The European Badger (Meles meles)
The common English name is derived from the French “bêcheur” meaning “digger”.
Badgers are sometimes seen in the area and if you are lucky you might encounter one on Bepton Down.
The badger’s coat is black, white, grey and brown. It has distinctive facial markings: a large white stripe down the centre of its face with two black stripes on either side followed by two further white stripes. It is stocky and powerful. It marks its home range by latrines situated throughout the territory. It has scent glands under the base of its tail which exude a musky smell.

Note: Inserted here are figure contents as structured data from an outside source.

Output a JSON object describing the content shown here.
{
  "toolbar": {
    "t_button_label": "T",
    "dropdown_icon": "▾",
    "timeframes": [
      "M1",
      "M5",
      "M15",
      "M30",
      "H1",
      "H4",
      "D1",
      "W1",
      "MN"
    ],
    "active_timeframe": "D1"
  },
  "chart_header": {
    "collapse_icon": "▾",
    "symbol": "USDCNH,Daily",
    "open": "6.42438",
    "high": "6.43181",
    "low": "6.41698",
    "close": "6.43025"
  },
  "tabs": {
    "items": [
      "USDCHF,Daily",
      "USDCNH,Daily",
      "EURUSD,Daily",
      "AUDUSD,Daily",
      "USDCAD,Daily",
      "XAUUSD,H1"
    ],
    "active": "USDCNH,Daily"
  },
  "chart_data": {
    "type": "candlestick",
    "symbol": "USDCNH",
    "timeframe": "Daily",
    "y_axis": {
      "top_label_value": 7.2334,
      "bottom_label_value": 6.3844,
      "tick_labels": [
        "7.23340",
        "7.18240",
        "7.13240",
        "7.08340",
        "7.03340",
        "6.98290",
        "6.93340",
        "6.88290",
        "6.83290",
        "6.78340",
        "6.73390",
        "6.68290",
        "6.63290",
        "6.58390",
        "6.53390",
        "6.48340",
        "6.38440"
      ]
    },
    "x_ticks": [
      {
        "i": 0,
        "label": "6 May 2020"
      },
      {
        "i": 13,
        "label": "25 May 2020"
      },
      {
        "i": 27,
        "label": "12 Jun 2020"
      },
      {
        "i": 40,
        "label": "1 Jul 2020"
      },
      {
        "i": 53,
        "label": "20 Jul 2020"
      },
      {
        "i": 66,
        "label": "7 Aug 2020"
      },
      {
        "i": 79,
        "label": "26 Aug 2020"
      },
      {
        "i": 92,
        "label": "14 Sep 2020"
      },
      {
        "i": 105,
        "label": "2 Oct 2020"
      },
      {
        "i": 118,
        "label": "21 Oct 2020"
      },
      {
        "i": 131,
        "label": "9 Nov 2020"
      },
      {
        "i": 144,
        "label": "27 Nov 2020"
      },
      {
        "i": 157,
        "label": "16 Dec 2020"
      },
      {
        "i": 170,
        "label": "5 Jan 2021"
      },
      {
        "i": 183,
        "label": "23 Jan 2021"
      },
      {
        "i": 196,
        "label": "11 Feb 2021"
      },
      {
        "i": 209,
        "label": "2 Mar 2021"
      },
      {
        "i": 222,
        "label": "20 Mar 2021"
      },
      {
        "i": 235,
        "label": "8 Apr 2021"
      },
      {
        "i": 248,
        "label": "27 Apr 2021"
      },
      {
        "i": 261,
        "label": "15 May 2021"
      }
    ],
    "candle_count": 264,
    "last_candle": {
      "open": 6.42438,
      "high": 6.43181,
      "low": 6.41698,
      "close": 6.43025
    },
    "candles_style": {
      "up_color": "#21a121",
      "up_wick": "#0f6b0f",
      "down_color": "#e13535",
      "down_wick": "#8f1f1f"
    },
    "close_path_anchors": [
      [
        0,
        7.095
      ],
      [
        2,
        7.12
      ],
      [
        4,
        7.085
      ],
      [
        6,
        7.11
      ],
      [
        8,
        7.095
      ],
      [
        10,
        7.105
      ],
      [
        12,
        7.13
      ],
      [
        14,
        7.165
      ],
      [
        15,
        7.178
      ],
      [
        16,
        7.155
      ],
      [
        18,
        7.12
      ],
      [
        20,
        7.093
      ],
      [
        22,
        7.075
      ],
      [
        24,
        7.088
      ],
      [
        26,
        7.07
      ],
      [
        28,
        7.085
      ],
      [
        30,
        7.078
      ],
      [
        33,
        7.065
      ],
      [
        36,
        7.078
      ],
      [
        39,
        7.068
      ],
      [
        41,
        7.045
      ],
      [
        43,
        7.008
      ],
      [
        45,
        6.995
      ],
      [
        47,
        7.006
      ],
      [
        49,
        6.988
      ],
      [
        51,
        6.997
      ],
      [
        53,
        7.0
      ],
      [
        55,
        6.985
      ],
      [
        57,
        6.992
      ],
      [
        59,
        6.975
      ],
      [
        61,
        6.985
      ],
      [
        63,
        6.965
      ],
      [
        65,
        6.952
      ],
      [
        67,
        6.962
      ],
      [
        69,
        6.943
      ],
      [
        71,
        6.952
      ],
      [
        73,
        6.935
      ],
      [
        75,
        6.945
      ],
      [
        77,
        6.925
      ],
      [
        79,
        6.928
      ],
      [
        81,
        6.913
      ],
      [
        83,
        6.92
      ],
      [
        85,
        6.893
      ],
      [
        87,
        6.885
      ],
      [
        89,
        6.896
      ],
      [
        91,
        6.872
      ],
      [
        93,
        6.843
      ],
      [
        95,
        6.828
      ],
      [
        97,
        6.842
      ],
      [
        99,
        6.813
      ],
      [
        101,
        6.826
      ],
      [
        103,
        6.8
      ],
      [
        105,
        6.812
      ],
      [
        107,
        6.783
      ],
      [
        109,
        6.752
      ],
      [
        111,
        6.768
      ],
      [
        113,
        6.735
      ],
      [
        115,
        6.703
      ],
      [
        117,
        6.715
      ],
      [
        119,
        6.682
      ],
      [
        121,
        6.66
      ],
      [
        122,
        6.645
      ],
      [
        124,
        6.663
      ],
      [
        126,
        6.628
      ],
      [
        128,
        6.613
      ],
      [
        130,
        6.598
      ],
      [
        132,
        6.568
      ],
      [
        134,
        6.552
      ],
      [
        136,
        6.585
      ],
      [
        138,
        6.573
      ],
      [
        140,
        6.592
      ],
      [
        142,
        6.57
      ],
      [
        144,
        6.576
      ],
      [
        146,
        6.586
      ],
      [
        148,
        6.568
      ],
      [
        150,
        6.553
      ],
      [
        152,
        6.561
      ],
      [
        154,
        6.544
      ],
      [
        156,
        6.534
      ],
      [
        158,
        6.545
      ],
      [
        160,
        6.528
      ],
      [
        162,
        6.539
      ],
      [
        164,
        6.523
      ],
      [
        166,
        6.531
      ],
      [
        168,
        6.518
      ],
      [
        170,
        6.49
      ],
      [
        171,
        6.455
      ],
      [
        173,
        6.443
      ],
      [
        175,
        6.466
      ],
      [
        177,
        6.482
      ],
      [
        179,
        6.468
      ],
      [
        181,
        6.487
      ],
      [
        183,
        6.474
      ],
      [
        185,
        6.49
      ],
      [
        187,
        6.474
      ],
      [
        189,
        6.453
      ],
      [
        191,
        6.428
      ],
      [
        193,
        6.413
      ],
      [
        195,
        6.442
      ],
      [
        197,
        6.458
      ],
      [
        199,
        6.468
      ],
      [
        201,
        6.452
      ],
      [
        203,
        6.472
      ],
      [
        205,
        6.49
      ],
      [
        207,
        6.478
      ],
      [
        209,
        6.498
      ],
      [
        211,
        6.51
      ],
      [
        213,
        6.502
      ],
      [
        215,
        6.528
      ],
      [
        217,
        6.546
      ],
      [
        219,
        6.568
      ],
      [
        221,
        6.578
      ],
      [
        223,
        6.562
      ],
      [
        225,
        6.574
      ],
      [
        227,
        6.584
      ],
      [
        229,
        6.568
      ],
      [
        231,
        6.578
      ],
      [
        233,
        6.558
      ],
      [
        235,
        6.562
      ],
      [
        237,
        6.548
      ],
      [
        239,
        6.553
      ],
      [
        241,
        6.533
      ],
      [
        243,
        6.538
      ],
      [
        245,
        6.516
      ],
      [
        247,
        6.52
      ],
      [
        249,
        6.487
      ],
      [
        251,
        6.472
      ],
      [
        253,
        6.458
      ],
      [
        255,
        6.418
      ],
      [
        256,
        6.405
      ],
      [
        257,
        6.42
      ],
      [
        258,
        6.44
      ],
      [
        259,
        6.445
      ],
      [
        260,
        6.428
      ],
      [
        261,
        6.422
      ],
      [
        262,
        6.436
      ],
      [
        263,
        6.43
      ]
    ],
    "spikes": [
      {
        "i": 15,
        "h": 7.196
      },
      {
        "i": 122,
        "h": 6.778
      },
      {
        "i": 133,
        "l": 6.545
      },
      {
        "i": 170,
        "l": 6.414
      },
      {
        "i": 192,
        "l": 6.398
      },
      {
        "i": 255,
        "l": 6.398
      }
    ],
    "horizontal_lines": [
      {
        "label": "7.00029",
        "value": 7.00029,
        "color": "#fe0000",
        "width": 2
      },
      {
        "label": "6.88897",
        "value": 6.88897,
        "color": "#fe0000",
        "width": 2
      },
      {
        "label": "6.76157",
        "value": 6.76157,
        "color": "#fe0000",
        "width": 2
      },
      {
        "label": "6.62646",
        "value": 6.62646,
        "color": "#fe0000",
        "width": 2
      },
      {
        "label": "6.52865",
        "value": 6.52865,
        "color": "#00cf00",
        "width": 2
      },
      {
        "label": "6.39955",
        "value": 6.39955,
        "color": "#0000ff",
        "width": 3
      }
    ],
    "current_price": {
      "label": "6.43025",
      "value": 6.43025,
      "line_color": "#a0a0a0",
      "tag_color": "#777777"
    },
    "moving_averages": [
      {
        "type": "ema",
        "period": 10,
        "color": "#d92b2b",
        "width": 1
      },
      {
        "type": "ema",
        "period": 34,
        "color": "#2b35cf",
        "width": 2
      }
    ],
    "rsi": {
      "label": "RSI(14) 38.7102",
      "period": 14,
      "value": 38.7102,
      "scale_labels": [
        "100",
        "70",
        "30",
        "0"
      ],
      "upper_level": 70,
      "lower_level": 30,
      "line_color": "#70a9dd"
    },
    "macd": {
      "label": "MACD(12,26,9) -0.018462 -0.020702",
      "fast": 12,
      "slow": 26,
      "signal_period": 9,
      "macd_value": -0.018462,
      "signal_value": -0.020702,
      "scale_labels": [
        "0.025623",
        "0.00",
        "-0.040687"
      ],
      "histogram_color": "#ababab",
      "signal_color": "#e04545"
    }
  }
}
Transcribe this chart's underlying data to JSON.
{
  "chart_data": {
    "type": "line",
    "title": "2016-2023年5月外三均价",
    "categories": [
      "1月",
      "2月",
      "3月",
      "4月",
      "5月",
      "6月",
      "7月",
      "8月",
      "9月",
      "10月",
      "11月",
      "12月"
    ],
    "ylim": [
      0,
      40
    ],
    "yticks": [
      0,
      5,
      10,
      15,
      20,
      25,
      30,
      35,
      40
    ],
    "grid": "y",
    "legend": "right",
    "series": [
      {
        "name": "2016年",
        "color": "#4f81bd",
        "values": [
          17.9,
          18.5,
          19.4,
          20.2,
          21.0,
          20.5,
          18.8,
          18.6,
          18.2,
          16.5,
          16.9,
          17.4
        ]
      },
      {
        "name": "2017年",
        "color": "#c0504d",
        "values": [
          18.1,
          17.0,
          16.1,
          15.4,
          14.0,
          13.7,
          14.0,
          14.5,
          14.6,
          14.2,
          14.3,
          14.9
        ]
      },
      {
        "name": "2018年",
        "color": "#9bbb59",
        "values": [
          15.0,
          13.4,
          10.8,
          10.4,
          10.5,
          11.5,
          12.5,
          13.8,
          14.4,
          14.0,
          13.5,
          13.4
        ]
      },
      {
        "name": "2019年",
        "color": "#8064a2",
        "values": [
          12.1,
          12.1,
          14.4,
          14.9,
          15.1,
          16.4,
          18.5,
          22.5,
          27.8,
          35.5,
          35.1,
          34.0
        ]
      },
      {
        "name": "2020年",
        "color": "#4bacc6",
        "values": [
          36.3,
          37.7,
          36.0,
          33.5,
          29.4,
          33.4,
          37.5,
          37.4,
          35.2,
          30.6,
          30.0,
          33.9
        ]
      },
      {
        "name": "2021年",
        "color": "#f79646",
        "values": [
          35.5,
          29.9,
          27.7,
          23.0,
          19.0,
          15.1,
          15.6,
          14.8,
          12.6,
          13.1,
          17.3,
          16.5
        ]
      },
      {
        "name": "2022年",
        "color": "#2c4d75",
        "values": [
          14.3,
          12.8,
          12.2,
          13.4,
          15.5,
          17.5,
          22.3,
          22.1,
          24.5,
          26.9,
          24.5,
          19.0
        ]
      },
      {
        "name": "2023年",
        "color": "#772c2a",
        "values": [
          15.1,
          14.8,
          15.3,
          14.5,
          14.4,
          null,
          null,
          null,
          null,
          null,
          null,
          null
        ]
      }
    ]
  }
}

It is a social animal living in large groups in setts which have many underground passages and chambers and a number of openings. Although classified as carnivorous the European badger is in reality omnivorous and will eat anything from earthworms through to berries and tubers. It is a largely nocturnal animal which will roam widely, especially in winter if the ground is hard, in search of food. The male is known as a boar, the female a sow and the young as cubs. Although they hibernate in northern countries where the winters are harsh they have little need of a winter sleep in England and remain active year round.
Their setts are occasionally shared with foxes or rabbits and both species have been seen near local setts.
Cubs are born blind in early spring. Their eyes open some four weeks later and they begin to explore the outside world at eight weeks of age. They are weaned at twelve weeks but may still suckle occasionally until they are five months old.
Badgers are protected by law: The Badger Act of 1992.